An 81-year-old man presented to the emergency department complaining of acute onset abdominal pain, vomiting for one day, and subjective fever and chills. The patient had had non-bloody bowel movements, and was able to pass flatus. The patient said the pain started suddenly the day before, and that it was accompanied by two episodes of bilious non-bloody vomiting.
The patient had a surgical history, including bilateral inguinal hernia repair in 1974, a repeat left inguinal hernia repair in 1996, and lip cancer surgery in 2009. His vitals were normal except for a rectal temperature of 101.6°F. Physical examination was significant for abdominal distension, abdominal tenderness, guarding over the right lower quadrant and inguinal region, and hyperactive bowel sounds. Routine blood work was normal, with the exception of an elevated white blood count of 14.6, lactate of 4.4, BUN of 12, and creatinine of 0.6. Urinalysis showed a slight increase of ketones. Radiological imaging was obtained in the form of an abdominal CT that showed a bowel loop extending through the abdominal wall.
Purulent fluid was present once we entered the peritoneal cavity during an exploratory laparotomy. Investigation of the right lower quadrant identified a portion of antimesenteric wall of the small bowel located in the right inguinal hernia sac. Necrotic regions of the small bowel with perforations were noted. A palpable, movable mass was found within the necrotic regions. The hernia was closed as the area of diseased small bowel was excised.
Discovered within the excised portion of the bowel was a phytobezoar identified as an apricot that measured approximately 4 cm in length. Postoperatively and upon further questioning, the patient said he stopped wearing his dentures after the lip surgery and was placed on a puree diet. He had been eating apricots while visiting his brother the day before the pain started.
Richter first described hernias where a portion of the bowel was strangulated in 1785. (Ann Surg 2000;232:710.) Richter's hernias can progress to gangrene faster when compared with other types of hernias. They most commonly affect the ileum, but any part of the bowel can be affected. (Nyhus and Condon's Hernia. Philadelphia: Lippincott, 1989; 305.) The lumen of the hernia remains free of preventing obstruction. With no intestinal obstruction between onset, symptoms, and identification, there is more time for bowel necrosis to set in and progress.

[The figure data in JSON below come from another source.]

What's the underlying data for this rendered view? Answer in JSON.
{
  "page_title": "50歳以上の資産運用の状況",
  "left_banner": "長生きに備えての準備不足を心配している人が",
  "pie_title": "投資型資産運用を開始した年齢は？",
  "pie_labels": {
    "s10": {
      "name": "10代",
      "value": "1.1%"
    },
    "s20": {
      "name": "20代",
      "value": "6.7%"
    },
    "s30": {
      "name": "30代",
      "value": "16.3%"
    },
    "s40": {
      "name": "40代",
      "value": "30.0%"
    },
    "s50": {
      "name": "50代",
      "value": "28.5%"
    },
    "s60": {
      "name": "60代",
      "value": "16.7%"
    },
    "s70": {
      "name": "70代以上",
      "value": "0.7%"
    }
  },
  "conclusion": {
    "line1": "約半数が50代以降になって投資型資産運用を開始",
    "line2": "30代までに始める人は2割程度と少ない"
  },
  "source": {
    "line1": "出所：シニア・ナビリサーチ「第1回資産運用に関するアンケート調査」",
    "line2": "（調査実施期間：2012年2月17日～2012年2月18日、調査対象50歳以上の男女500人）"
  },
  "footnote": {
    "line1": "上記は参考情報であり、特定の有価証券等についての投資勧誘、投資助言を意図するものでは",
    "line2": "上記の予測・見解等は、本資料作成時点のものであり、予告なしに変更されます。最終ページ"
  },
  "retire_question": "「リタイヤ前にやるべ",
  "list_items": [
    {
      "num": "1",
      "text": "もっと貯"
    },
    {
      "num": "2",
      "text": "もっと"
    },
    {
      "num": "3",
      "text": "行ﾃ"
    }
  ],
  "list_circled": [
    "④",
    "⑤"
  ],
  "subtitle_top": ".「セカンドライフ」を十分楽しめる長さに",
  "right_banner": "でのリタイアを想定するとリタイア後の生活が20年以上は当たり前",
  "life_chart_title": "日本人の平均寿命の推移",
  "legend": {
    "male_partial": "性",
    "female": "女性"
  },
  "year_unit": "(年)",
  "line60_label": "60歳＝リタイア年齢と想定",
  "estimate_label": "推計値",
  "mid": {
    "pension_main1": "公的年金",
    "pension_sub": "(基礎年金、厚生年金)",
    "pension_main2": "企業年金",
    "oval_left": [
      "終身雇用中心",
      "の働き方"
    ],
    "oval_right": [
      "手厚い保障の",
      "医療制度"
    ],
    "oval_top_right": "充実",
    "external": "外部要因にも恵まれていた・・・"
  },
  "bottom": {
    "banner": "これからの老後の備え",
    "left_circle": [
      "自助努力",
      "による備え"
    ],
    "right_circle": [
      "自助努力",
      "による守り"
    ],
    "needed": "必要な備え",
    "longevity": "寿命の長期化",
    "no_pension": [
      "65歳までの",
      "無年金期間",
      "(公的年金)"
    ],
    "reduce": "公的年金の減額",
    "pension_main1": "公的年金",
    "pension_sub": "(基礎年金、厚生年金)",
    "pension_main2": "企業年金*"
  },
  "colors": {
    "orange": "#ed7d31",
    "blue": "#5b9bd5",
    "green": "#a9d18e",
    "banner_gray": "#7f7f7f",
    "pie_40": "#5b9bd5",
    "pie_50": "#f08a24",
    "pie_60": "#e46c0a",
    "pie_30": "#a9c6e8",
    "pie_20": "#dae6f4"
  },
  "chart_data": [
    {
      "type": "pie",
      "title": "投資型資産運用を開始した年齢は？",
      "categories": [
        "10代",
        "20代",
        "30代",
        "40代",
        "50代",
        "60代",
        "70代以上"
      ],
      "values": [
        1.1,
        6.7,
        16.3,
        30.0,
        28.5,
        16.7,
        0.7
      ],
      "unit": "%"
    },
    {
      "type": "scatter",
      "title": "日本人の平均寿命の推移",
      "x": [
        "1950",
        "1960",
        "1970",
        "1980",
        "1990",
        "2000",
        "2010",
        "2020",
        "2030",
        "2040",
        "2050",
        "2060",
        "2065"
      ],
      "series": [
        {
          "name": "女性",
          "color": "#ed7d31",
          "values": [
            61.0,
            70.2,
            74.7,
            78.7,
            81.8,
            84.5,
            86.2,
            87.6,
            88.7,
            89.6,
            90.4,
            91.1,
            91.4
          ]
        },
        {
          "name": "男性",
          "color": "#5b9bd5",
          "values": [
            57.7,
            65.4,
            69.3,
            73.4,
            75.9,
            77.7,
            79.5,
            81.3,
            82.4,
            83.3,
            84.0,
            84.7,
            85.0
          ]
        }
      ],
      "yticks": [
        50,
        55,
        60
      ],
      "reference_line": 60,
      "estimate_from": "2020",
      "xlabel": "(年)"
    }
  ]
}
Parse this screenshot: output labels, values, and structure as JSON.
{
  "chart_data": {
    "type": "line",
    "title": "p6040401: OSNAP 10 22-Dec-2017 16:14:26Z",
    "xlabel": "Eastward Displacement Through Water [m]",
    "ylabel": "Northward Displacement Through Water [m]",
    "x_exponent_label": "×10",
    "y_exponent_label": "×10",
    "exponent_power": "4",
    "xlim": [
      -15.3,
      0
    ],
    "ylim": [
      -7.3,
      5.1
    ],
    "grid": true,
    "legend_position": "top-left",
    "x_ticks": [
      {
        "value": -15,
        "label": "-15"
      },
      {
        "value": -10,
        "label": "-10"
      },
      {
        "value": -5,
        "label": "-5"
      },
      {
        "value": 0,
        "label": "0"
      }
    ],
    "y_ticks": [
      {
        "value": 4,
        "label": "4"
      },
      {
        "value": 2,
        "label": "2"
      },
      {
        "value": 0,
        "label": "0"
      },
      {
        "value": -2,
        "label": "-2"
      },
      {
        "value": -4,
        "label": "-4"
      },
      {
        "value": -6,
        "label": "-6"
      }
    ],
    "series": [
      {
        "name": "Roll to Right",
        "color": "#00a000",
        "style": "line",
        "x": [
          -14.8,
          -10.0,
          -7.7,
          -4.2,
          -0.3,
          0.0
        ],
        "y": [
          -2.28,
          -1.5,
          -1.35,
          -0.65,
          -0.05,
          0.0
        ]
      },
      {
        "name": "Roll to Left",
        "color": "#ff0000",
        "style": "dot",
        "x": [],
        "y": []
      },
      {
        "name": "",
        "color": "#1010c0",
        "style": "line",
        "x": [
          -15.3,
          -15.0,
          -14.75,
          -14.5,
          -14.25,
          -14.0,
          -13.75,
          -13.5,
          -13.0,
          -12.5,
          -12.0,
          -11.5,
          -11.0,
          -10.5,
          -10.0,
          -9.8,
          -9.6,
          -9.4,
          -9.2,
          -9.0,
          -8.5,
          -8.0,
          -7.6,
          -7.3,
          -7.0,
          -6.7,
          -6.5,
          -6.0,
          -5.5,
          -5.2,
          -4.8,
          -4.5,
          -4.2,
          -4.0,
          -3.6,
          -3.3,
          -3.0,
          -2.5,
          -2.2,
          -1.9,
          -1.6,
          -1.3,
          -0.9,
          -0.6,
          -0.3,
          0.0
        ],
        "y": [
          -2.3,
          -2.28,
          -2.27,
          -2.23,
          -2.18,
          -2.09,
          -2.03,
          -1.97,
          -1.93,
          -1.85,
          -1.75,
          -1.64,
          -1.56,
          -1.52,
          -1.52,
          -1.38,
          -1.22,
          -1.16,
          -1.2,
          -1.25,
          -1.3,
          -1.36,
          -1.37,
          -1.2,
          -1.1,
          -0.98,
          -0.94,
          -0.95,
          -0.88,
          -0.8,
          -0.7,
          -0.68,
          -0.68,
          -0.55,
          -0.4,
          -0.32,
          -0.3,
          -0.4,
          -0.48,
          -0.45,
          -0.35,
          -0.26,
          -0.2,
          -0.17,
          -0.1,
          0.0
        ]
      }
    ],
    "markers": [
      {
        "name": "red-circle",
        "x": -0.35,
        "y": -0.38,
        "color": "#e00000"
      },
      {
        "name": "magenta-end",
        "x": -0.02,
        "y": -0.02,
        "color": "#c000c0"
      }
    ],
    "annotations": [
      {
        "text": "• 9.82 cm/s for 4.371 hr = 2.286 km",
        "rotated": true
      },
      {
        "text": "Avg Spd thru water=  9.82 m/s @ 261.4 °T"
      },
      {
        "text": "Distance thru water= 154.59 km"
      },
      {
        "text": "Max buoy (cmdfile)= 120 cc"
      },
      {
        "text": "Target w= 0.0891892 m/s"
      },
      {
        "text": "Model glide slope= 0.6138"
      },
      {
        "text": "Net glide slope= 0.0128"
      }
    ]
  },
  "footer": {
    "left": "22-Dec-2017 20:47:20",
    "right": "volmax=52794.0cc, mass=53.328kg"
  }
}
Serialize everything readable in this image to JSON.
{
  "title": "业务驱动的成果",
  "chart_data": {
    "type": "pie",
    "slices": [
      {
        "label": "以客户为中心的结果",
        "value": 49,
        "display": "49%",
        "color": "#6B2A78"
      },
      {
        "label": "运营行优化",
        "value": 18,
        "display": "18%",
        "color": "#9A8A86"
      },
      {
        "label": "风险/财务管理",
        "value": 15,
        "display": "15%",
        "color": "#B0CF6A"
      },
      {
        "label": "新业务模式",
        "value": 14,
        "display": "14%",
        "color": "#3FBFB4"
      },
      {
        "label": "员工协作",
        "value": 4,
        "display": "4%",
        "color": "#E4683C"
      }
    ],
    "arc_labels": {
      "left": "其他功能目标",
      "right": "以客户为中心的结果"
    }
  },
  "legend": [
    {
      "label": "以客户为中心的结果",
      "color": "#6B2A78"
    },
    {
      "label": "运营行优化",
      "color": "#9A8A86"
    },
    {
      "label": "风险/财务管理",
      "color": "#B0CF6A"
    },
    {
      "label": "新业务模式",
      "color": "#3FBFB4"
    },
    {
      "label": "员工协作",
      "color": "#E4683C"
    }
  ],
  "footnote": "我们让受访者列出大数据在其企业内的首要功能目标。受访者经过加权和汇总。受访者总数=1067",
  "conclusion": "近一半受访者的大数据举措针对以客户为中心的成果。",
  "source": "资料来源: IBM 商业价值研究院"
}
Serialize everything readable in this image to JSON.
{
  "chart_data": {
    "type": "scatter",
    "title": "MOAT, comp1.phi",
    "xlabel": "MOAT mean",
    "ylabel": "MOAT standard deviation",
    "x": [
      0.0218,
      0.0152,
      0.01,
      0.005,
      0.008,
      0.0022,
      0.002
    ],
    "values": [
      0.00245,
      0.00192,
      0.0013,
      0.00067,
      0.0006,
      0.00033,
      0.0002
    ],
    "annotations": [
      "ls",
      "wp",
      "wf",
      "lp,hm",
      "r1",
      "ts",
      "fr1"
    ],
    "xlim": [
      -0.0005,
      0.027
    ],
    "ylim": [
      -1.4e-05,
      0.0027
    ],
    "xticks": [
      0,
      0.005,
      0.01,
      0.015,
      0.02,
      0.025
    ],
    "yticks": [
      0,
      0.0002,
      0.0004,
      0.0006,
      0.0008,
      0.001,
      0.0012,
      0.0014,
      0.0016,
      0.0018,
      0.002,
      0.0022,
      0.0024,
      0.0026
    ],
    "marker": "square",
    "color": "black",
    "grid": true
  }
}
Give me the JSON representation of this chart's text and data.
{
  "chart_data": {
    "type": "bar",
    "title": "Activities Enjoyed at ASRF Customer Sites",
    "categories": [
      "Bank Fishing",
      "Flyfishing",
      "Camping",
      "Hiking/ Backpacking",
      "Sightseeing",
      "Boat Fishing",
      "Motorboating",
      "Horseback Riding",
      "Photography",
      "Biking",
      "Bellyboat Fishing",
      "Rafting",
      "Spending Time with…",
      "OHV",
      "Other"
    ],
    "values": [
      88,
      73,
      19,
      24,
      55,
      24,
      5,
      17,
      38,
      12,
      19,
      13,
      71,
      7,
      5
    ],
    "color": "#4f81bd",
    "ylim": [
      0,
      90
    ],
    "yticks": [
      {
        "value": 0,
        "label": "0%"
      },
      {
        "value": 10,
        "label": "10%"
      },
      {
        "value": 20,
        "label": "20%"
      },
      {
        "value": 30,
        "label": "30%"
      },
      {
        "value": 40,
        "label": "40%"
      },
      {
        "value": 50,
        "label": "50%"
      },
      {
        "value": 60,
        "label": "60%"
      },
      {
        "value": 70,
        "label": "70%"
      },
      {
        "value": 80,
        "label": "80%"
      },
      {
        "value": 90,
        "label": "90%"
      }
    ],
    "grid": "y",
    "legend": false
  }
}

Richter's hernias are divided into four groups. (Ann Surg 2000;232:710.) The obstructive group has symptoms of intestinal obstruction that lead to early diagnosis. The danger group is where symptoms are vague and delay identification and treatment, which increases mortality. The post-necrotic group is where perforation leads to formation of a fistula. The fourth is called the unlucky perforation group, in which a post-necrotic abscess leads to sepsis or peritonitis. (Ann Surg 2000;232:710.)
Immediate intervention is required when a Richtner's hernia is suspected. The patient's symptoms, physical examination, lab results, and CT scan in this case indicated that immediate surgical intervention was required. The patient recovered, and was discharged three days later.